C. Educational programs regarding warning signs of heart attack is correct because Healthy People 2020 emphasizes increasing awareness of major health risks and promoting preventive behaviors. Cardiovascular disease is a leading cause of death among women, and educating women about warning signs, prevention, and timely intervention aligns directly with national objectives for reducing morbidity and mortality.

D. Adult day care programs to provide respite for employed caregivers is incorrect because while supportive services are beneficial for caregivers, this intervention does not directly address Healthy People 2020 women’s health objectives, which emphasize disease prevention and health promotion.


Question 9: View

A community health nurse is working in a homeless shelter during a pandemic. The nurse should identify which of the following situations as an ethical dilemma?

Explanation

Rationale:

A. Deciding when to transport residents who are symptomatic to an urgent care center is incorrect because this is a clinical decision guided by public health protocols and medical judgment. While important for safety, it is not a moral conflict; guidelines provide clear direction for action.

B. Determining how to keep meals warm when serving each of the homeless shelter residents is incorrect because this is a practical, logistical issue. It involves efficiency and resource management, but does not require weighing competing moral or ethical principles.

C. Deciding which workers will wear the limited personal protective equipment available is correct because scarce resources create a moral conflict. The nurse must weigh principles such as: Justice, Beneficence and Nonmaleficence: avoiding harm to staff who may be left unprotected. Any decision will benefit some staff while potentially exposing others to risk, making it a true ethical dilemma rather than just a clinical or operational challenge. The nurse may also have to consider institutional policies, duty to care, and legal implications, all of which add complexity to the decision.

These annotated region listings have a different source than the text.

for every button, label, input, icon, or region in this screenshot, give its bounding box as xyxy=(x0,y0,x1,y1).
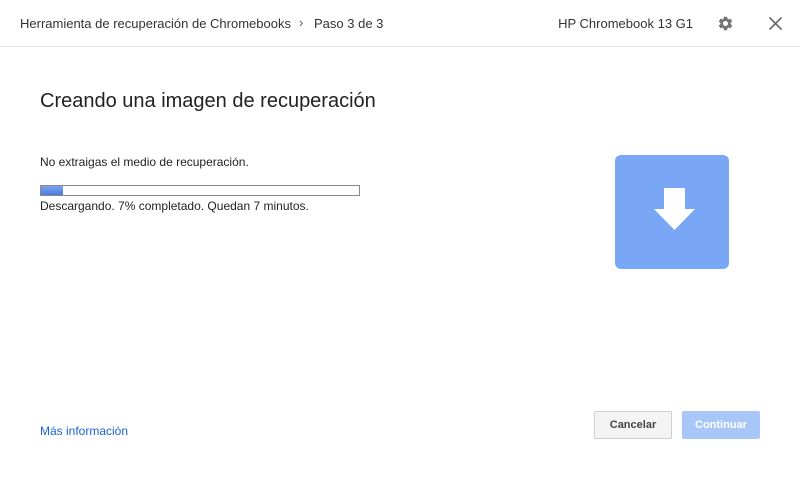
breadcrumb-separator: › xyxy=(299,15,304,30)
close-icon[interactable] xyxy=(768,16,783,31)
more-info-link[interactable]: Más información xyxy=(40,424,128,438)
download-progress-bar xyxy=(40,185,360,196)
breadcrumb-app-name: Herramienta de recuperación de Chromeboo… xyxy=(20,16,291,31)
download-arrow-icon xyxy=(615,155,729,269)
breadcrumb-step: Paso 3 de 3 xyxy=(314,16,384,31)
progress-status-text: Descargando. 7% completado. Quedan 7 min… xyxy=(40,199,309,213)
recovery-tool-window: Herramienta de recuperación de Chromeboo… xyxy=(0,0,800,480)
header-bar: Herramienta de recuperación de Chromeboo… xyxy=(0,0,800,47)
instruction-text: No extraigas el medio de recuperación. xyxy=(40,155,249,169)
cancel-button[interactable]: Cancelar xyxy=(594,411,672,439)
device-name: HP Chromebook 13 G1 xyxy=(558,16,693,31)
progress-fill xyxy=(41,186,64,195)
gear-icon[interactable] xyxy=(717,15,734,32)
continue-button[interactable]: Continuar xyxy=(682,411,760,439)
page-title: Creando una imagen de recuperación xyxy=(40,90,376,112)
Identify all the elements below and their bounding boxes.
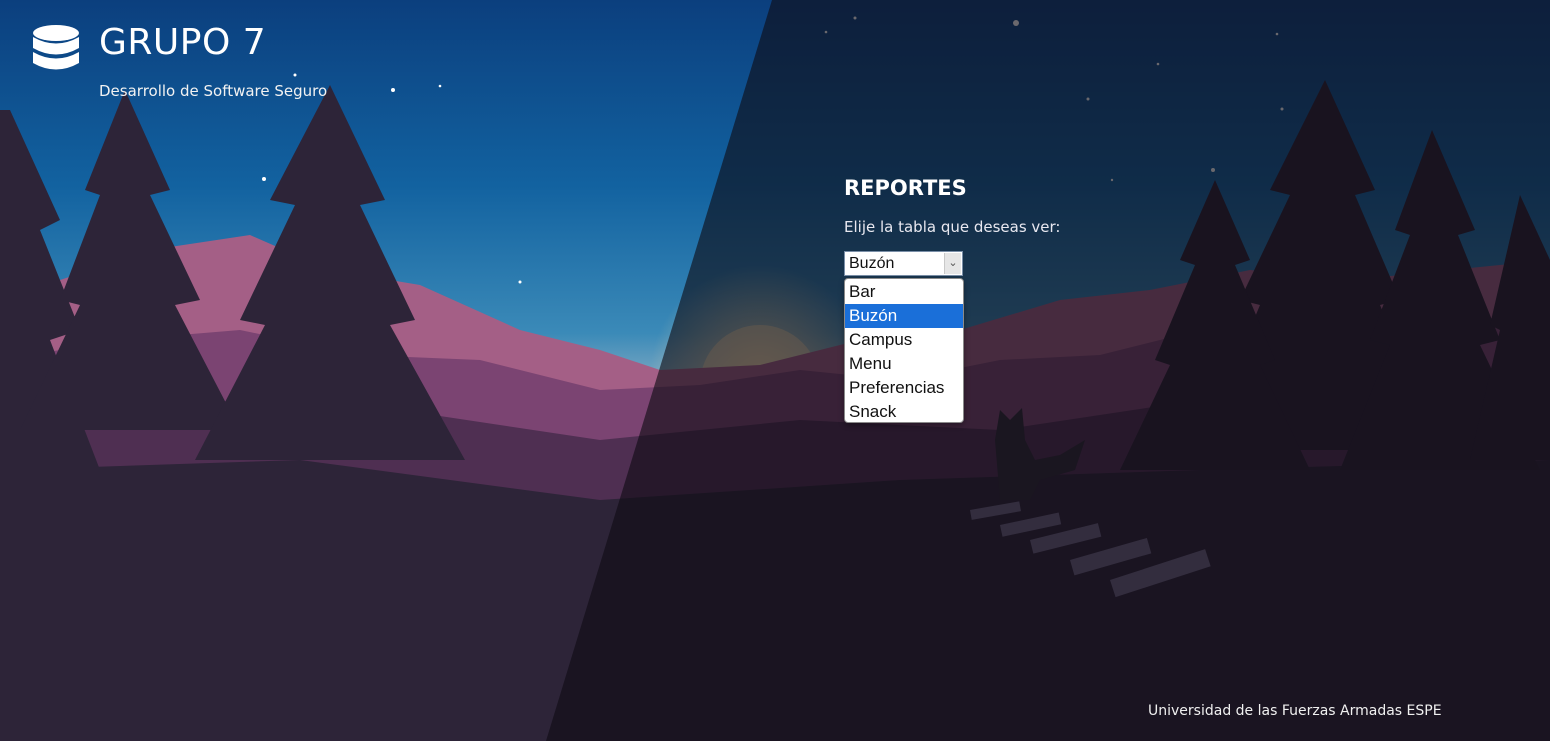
brand-subtitle: Desarrollo de Software Seguro [99,82,328,100]
option-bar[interactable]: Bar [845,280,963,304]
chevron-down-icon[interactable]: ⌄ [944,253,961,274]
option-campus[interactable]: Campus [845,328,963,352]
option-buzon[interactable]: Buzón [845,304,963,328]
table-select-dropdown: Bar Buzón Campus Menu Preferencias Snack [844,278,964,423]
option-menu[interactable]: Menu [845,352,963,376]
reports-title: REPORTES [844,176,967,200]
footer-text: Universidad de las Fuerzas Armadas ESPE [1148,703,1442,719]
reports-panel: REPORTES Elije la tabla que deseas ver: [844,176,1060,236]
table-select-value: Buzón [849,255,895,272]
database-icon [33,25,79,70]
table-select-label: Elije la tabla que deseas ver: [844,218,1061,236]
background-illustration [0,0,1550,741]
table-select[interactable]: Buzón ⌄ [844,251,963,276]
brand-title: GRUPO 7 [99,22,267,63]
option-snack[interactable]: Snack [845,400,963,424]
option-preferencias[interactable]: Preferencias [845,376,963,400]
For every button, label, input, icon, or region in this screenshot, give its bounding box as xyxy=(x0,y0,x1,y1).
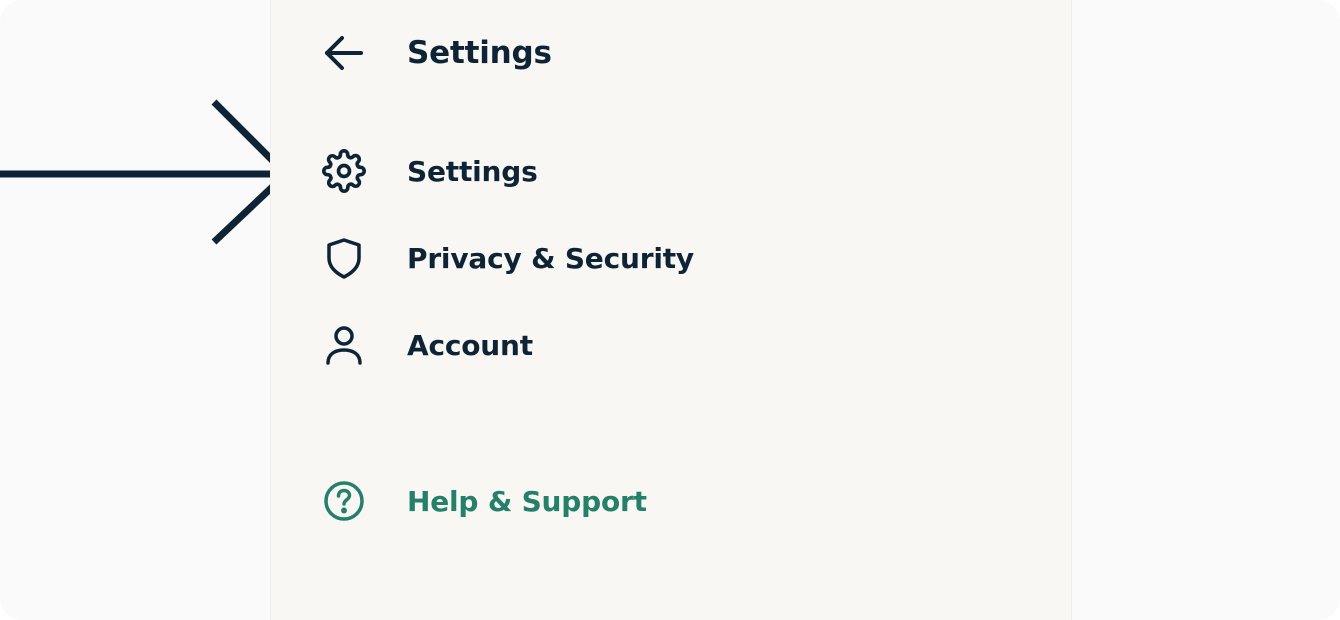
callout-arrow-icon xyxy=(0,99,292,245)
help-circle-icon xyxy=(321,478,367,524)
settings-panel: Settings Settings Privacy & Security Acc… xyxy=(270,0,1072,620)
menu-item-settings[interactable]: Settings xyxy=(321,146,538,196)
menu-item-label: Settings xyxy=(407,154,538,188)
settings-header: Settings xyxy=(321,30,552,76)
menu-item-label: Account xyxy=(407,328,533,362)
screenshot-frame: Settings Settings Privacy & Security Acc… xyxy=(0,0,1340,620)
menu-item-privacy-security[interactable]: Privacy & Security xyxy=(321,233,694,283)
gear-icon xyxy=(321,148,367,194)
page-title: Settings xyxy=(407,35,552,71)
shield-icon xyxy=(321,235,367,281)
back-button[interactable] xyxy=(321,30,367,76)
menu-item-label: Help & Support xyxy=(407,484,647,518)
arrow-left-icon xyxy=(325,36,363,70)
menu-item-label: Privacy & Security xyxy=(407,241,694,275)
menu-item-help-support[interactable]: Help & Support xyxy=(321,476,647,526)
menu-item-account[interactable]: Account xyxy=(321,320,533,370)
user-icon xyxy=(321,322,367,368)
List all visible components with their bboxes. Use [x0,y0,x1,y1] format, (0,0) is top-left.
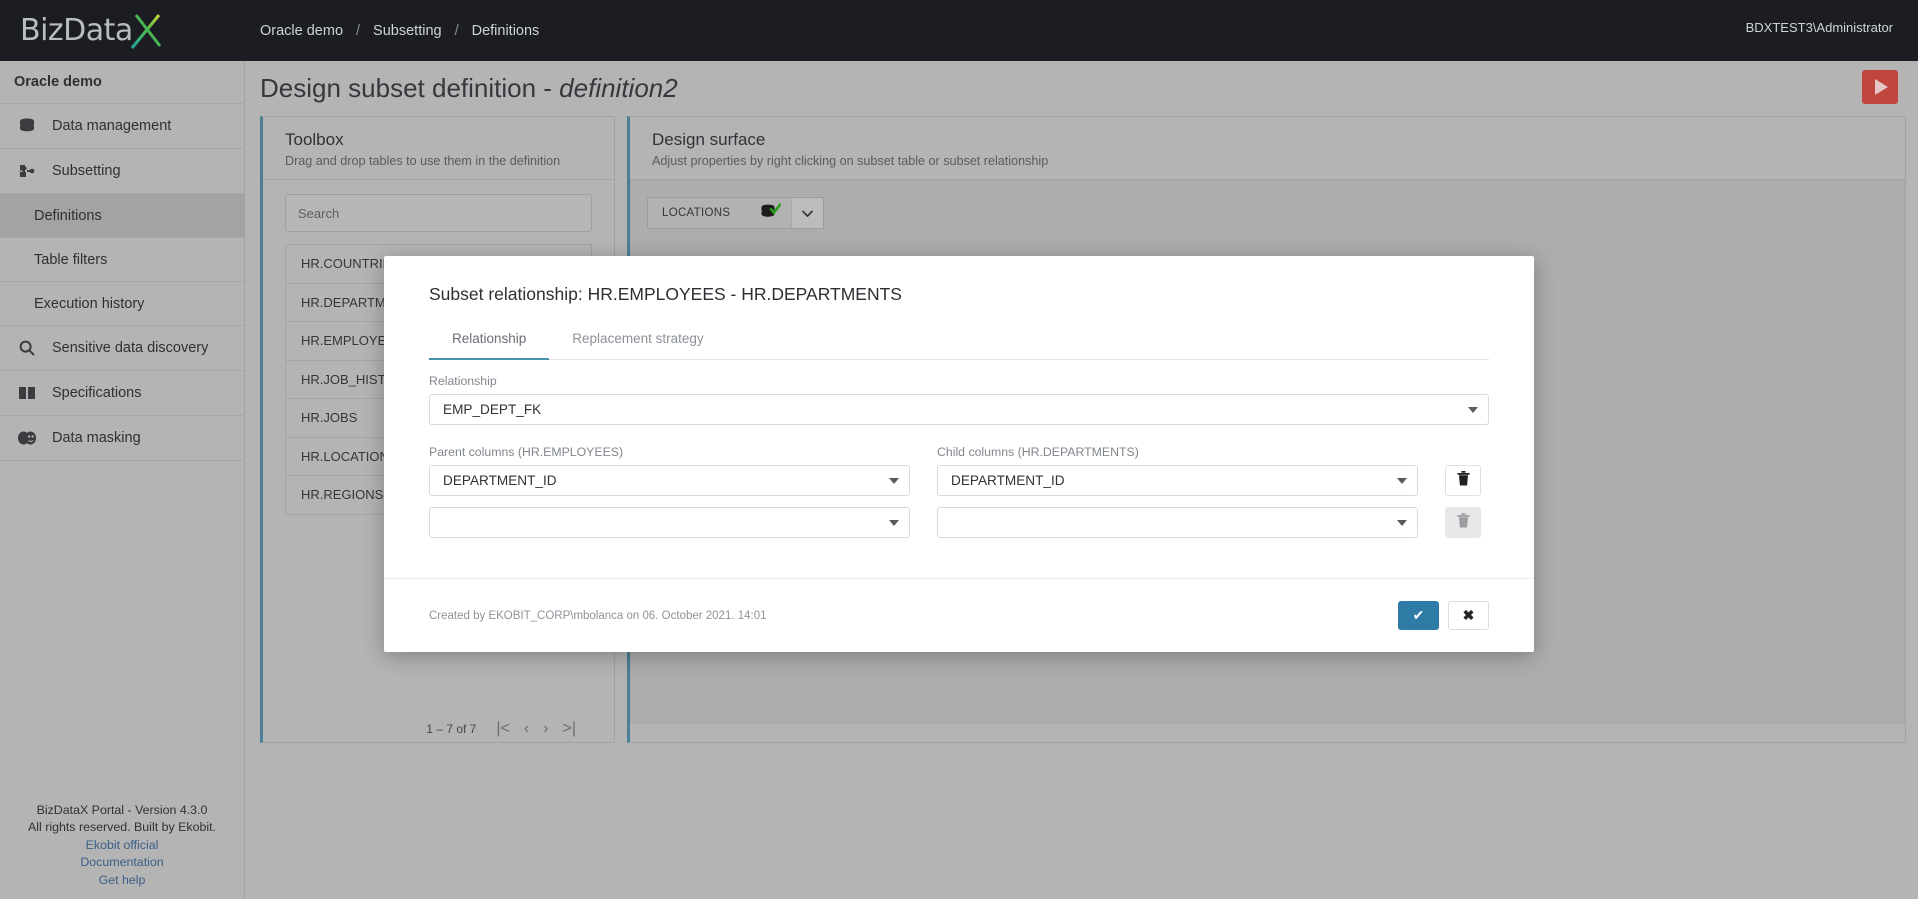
child-columns-label: Child columns (HR.DEPARTMENTS) [937,445,1139,459]
dialog-tabs: Relationship Replacement strategy [429,331,1489,360]
subset-relationship-dialog: Subset relationship: HR.EMPLOYEES - HR.D… [384,256,1534,652]
chevron-down-icon [1397,519,1407,526]
chevron-down-icon [889,519,899,526]
chevron-down-icon [1397,477,1407,484]
dialog-action-buttons: ✔ ✖ [1398,601,1489,630]
modal-overlay: Subset relationship: HR.EMPLOYEES - HR.D… [0,0,1918,899]
created-by-text: Created by EKOBIT_CORP\mbolanca on 06. O… [429,609,767,622]
columns-row: Parent columns (HR.EMPLOYEES) DEPARTMENT… [429,445,1489,549]
parent-columns-group: Parent columns (HR.EMPLOYEES) DEPARTMENT… [429,445,910,549]
tab-relationship[interactable]: Relationship [429,331,550,360]
dialog-footer: Created by EKOBIT_CORP\mbolanca on 06. O… [384,578,1534,652]
cancel-button[interactable]: ✖ [1448,601,1489,630]
relationship-field-label: Relationship [429,374,497,388]
chevron-down-icon [1468,406,1478,413]
parent-columns-label: Parent columns (HR.EMPLOYEES) [429,445,624,459]
relationship-select-value: EMP_DEPT_FK [443,402,542,417]
child-columns-group: Child columns (HR.DEPARTMENTS) DEPARTMEN… [937,445,1418,549]
child-column-select-1[interactable] [937,507,1418,538]
dialog-body: Relationship EMP_DEPT_FK Parent columns … [384,360,1534,549]
confirm-button[interactable]: ✔ [1398,601,1439,630]
tab-replacement-strategy[interactable]: Replacement strategy [549,331,726,359]
relationship-select[interactable]: EMP_DEPT_FK [429,394,1489,425]
parent-column-select-1[interactable] [429,507,910,538]
delete-icon [1457,512,1470,533]
delete-icon [1457,470,1470,491]
chevron-down-icon [889,477,899,484]
parent-column-select-0[interactable]: DEPARTMENT_ID [429,465,910,496]
delete-buttons-column [1445,445,1481,549]
parent-column-value-0: DEPARTMENT_ID [443,473,557,488]
child-column-value-0: DEPARTMENT_ID [951,473,1065,488]
delete-column-pair-button-0[interactable] [1445,465,1481,496]
child-column-select-0[interactable]: DEPARTMENT_ID [937,465,1418,496]
dialog-title: Subset relationship: HR.EMPLOYEES - HR.D… [429,284,902,304]
delete-column-pair-button-1[interactable] [1445,507,1481,538]
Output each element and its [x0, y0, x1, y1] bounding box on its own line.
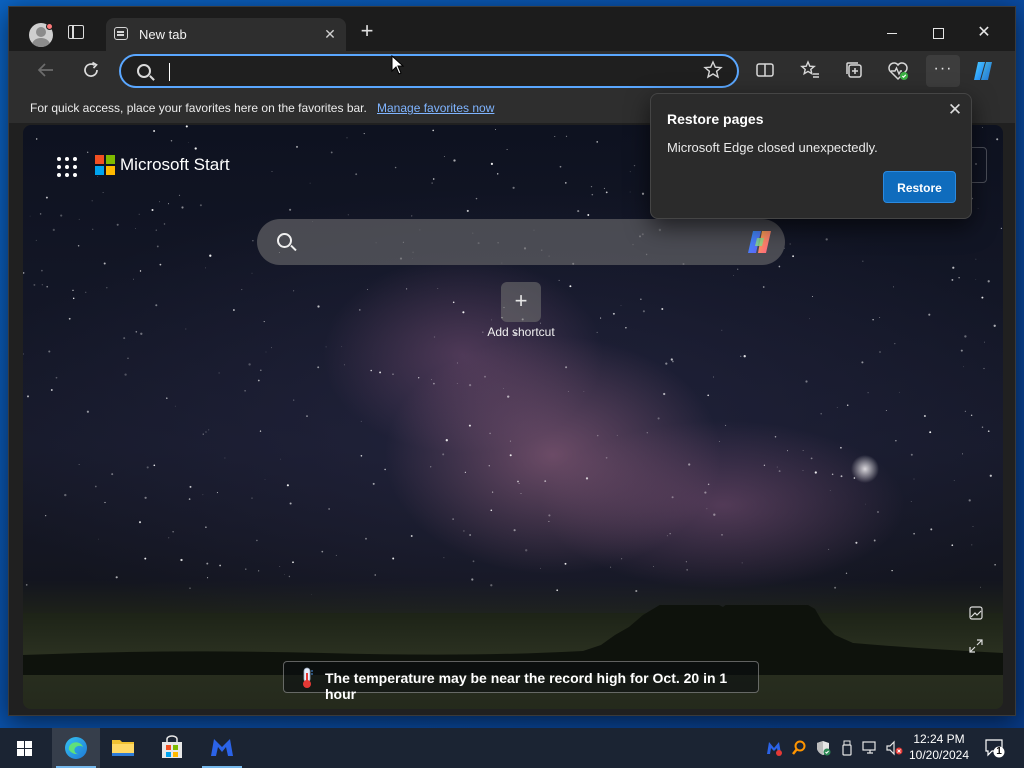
restore-popup-close-button[interactable]: ✕ [944, 99, 966, 121]
new-tab-button[interactable]: + [357, 20, 377, 42]
clock-time: 12:24 PM [913, 732, 965, 746]
maximize-button[interactable] [915, 19, 961, 47]
title-bar: New tab ✕ + ✕ [9, 7, 1015, 51]
favorites-icon [800, 60, 819, 78]
edge-icon [65, 737, 87, 759]
split-screen-icon [756, 63, 774, 77]
copilot-colorful-icon [748, 231, 771, 253]
minimize-button[interactable] [869, 19, 915, 47]
notification-center-button[interactable]: 1 [984, 738, 1006, 758]
notification-icon [985, 739, 1005, 758]
taskbar-malwarebytes[interactable] [198, 728, 246, 768]
search-icon [277, 233, 292, 248]
add-shortcut-button[interactable]: + [501, 282, 541, 322]
clock-date: 10/20/2024 [908, 748, 970, 762]
microsoft-logo-icon [95, 155, 115, 175]
taskbar-file-explorer[interactable] [99, 728, 147, 768]
more-button[interactable]: ··· [926, 55, 960, 87]
expand-icon [969, 639, 983, 653]
copilot-icon [974, 62, 992, 80]
refresh-button[interactable] [79, 59, 103, 83]
new-tab-page-icon [114, 27, 128, 40]
copilot-search-button[interactable] [745, 228, 775, 256]
notification-count: 1 [996, 746, 1002, 757]
malwarebytes-icon [211, 739, 233, 756]
copilot-button[interactable] [971, 59, 995, 83]
tab-actions-icon[interactable] [68, 25, 84, 39]
manage-favorites-link[interactable]: Manage favorites now [377, 101, 494, 115]
restore-popup-message: Microsoft Edge closed unexpectedly. [667, 140, 878, 155]
tray-network-icon[interactable] [862, 740, 878, 756]
web-search-box[interactable] [257, 219, 785, 265]
tab-close-button[interactable]: ✕ [320, 24, 340, 44]
restore-button[interactable]: Restore [883, 171, 956, 203]
address-bar[interactable] [119, 54, 739, 88]
microsoft-start-brand[interactable]: Microsoft Start [120, 155, 230, 175]
restore-popup-title: Restore pages [667, 111, 764, 127]
address-input[interactable] [167, 61, 687, 83]
collections-button[interactable] [842, 59, 866, 83]
tab-new-tab[interactable]: New tab ✕ [106, 18, 346, 51]
browser-essentials-icon [888, 62, 908, 81]
thermometer-icon [303, 667, 313, 688]
background-image-button[interactable] [968, 606, 984, 622]
favorites-hint-text: For quick access, place your favorites h… [30, 101, 367, 115]
tray-usb-icon[interactable] [839, 740, 855, 756]
favorites-button[interactable] [798, 59, 822, 83]
edge-window: New tab ✕ + ✕ ··· For quick access, plac… [8, 6, 1016, 716]
add-shortcut-label: Add shortcut [487, 325, 555, 339]
mouse-cursor-icon [391, 55, 405, 75]
collections-icon [846, 62, 862, 78]
back-arrow-icon [37, 63, 53, 77]
tray-malwarebytes-icon[interactable] [766, 740, 782, 756]
favorite-star-icon [703, 60, 723, 79]
tray-volume-muted-icon[interactable] [885, 740, 903, 756]
window-close-button[interactable]: ✕ [961, 19, 1007, 47]
search-icon [137, 64, 151, 78]
start-button[interactable] [8, 736, 40, 762]
favorite-star-button[interactable] [703, 60, 723, 86]
profile-notification-dot [46, 23, 53, 30]
text-caret [169, 63, 170, 81]
back-button[interactable] [34, 59, 58, 83]
apps-launcher-icon[interactable] [57, 157, 77, 177]
split-screen-button[interactable] [753, 59, 777, 83]
tab-title: New tab [139, 27, 187, 42]
tray-search-tool-icon[interactable] [791, 740, 807, 756]
taskbar-microsoft-store[interactable] [148, 728, 196, 768]
folder-icon [112, 740, 134, 756]
store-icon [162, 735, 182, 758]
weather-news-headline: The temperature may be near the record h… [325, 670, 728, 702]
browser-essentials-button[interactable] [886, 59, 910, 83]
expand-button[interactable] [968, 639, 984, 655]
weather-news-pill[interactable]: The temperature may be near the record h… [283, 661, 759, 702]
restore-pages-popup: Restore pages Microsoft Edge closed unex… [650, 93, 972, 219]
image-icon [969, 606, 983, 620]
navigation-toolbar: ··· [9, 51, 1015, 91]
taskbar: 12:24 PM 10/20/2024 1 [0, 728, 1024, 768]
refresh-icon [84, 61, 98, 77]
taskbar-edge[interactable] [52, 728, 100, 768]
tray-security-shield-icon[interactable] [815, 740, 831, 756]
taskbar-clock[interactable]: 12:24 PM 10/20/2024 [906, 731, 972, 763]
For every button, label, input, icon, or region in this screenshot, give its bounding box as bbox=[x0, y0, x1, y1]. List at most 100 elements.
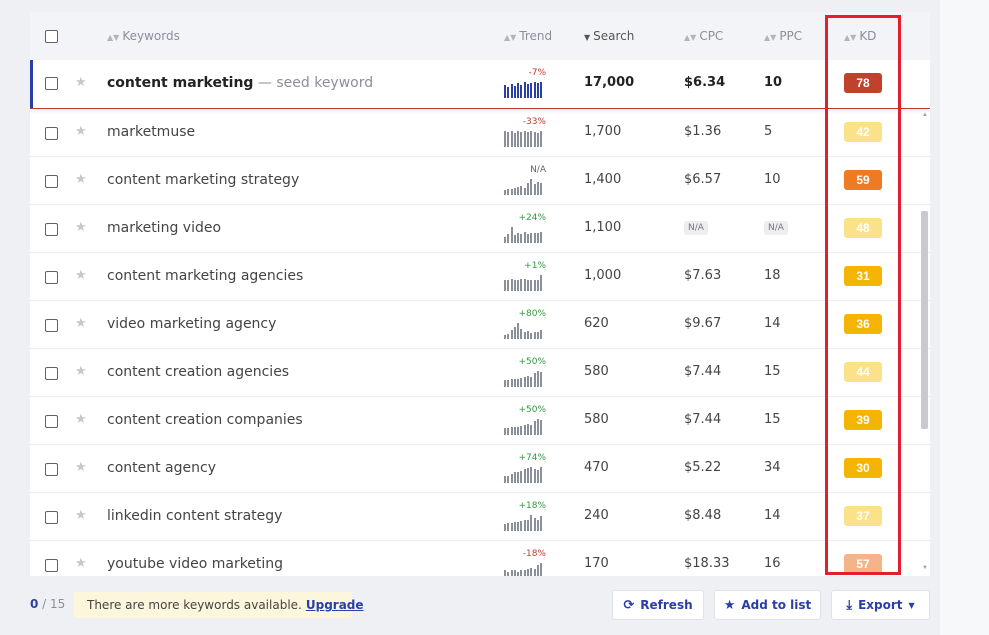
sparkline-bar bbox=[530, 83, 533, 98]
sparkline-bar bbox=[523, 520, 526, 531]
star-icon[interactable]: ★ bbox=[75, 219, 87, 235]
sparkline-bar bbox=[540, 131, 543, 147]
sparkline-bar bbox=[527, 132, 530, 147]
scrollbar-thumb[interactable] bbox=[921, 211, 928, 429]
search-volume: 470 bbox=[584, 460, 609, 475]
row-checkbox[interactable] bbox=[45, 127, 58, 140]
column-header-keywords[interactable]: ▲▼ Keywords bbox=[107, 29, 180, 43]
search-volume: 240 bbox=[584, 508, 609, 523]
more-keywords-notice: There are more keywords available. Upgrad… bbox=[74, 592, 364, 618]
table-row[interactable]: ★ marketing video +24% 1,100 N/A N/A 48 bbox=[30, 205, 930, 253]
sparkline-bar bbox=[536, 83, 539, 98]
scroll-down-icon[interactable]: ▼ bbox=[922, 565, 928, 571]
refresh-button[interactable]: ⟳ Refresh bbox=[612, 590, 704, 620]
keyword-cell: content creation companies bbox=[107, 412, 303, 428]
trend-sparkline bbox=[504, 82, 546, 98]
row-checkbox[interactable] bbox=[45, 415, 58, 428]
column-header-ppc[interactable]: ▲▼ PPC bbox=[764, 29, 802, 43]
sparkline-bar bbox=[530, 233, 533, 243]
ppc-value: 5 bbox=[764, 124, 773, 139]
table-row[interactable]: ★ video marketing agency +80% 620 $9.67 14 36 bbox=[30, 301, 930, 349]
star-icon[interactable]: ★ bbox=[75, 459, 87, 475]
trend-percent: +50% bbox=[518, 357, 546, 367]
table-row[interactable]: ★ content creation agencies +50% 580 $7.44 15… bbox=[30, 349, 930, 397]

D. Determining the arrangement of residents within the shelter to prevent spread of infection is incorrect because this is guided by infection control protocols and public health guidelines, not an inherent moral conflict. The nurse is applying evidence-based strategies rather than making a choice that inherently compromises ethical principles.


Question 10: View

A nurse is presenting healthy living information to a group of older adults. Which of the following vaccines should the nurse recommend?

Explanation

Rationale:

A. Inactivated poliovirus is incorrect because polio is now extremely rare in most countries due to widespread childhood immunization. Adults are typically vaccinated only if they have never received a full childhood series or are traveling to regions where polio remains endemic. Routine vaccination for older adults is not indicated.

B. Zoster is correct because older adults are at increased risk for herpes zoster (shingles) due to age-related decline in cell-mediated immunity. The CDC recommends the recombinant zoster vaccine (Shingrix) for adults aged 50 years and older, administered in two doses, to prevent shingles and postherpetic neuralgia, which can cause chronic pain and significantly impact quality of life. This vaccine is a key component of healthy aging and preventive care.

C. Rotavirus is incorrect because rotavirus primarily affects infants and young children, causing severe gastroenteritis. Vaccination is not recommended for adults, as most have already developed immunity from prior infection or childhood vaccination.

D. Human papillomavirus (HPV) is incorrect because HPV vaccination is targeted toward preteens, adolescents, and young adults to prevent cervical, anal, and other HPV-related cancers. It has limited benefit for older adults who have likely already been exposed to HPV.